Homeland Preparedness for Major Terrorism in 2006: Not Yet Ready for Prime Time

This year will represent a turning point for preparedness and homeland security in the United States. With Michael Chertoff firmly in place and making his own mark as the new Secretary of Homeland Security, the anticipated reauthorization of the federal bioterrorism bill and many other new perspectives and strategies on the table, changes are likely to be seen across the board. That’s a good thing and the new Secretary seems off to a strong start. The nation clearly needs more resources and smarter strategies if we are to make the progress we need. The fact is that four years after the attacks of September 11, 2001, the country remains far less prepared for terrorism and catastrophic disaster than we should be.

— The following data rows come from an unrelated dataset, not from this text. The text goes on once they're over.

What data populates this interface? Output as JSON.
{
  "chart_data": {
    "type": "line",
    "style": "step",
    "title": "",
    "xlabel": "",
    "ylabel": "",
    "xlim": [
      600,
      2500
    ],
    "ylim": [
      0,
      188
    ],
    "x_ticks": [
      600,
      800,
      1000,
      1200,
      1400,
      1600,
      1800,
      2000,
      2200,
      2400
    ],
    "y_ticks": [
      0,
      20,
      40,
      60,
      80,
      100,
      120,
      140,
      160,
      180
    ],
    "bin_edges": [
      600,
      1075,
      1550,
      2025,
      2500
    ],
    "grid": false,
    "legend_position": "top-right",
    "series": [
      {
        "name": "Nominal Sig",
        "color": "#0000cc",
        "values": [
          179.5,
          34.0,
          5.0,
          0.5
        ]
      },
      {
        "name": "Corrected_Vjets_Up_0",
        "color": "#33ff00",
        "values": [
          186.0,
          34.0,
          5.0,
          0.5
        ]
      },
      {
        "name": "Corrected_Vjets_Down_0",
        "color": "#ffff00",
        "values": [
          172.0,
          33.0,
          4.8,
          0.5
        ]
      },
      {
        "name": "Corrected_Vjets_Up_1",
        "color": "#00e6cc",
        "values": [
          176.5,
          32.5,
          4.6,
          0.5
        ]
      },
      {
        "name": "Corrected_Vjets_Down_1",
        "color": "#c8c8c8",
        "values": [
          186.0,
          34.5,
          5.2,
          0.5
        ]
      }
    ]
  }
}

Even in the case of understanding and meeting needs among first responder agencies, much of what is being done is shockingly random. In any given State, for instance, fire districts are using designated Homeland Security funds for widely variant purposes. One particular district may decide to use these dollars to purchase personal protective equipment; an adjacent district may go for a new truck, communication equipment or refurbishing the firehouse. None of these decisions may have any relevancy to a master response plan for a region. Such a master plan, in fact, is not likely to even exist. Consequently, stations and districts are on their own, a situation that causes legitimate concern about the real level of disaster readiness in many communities.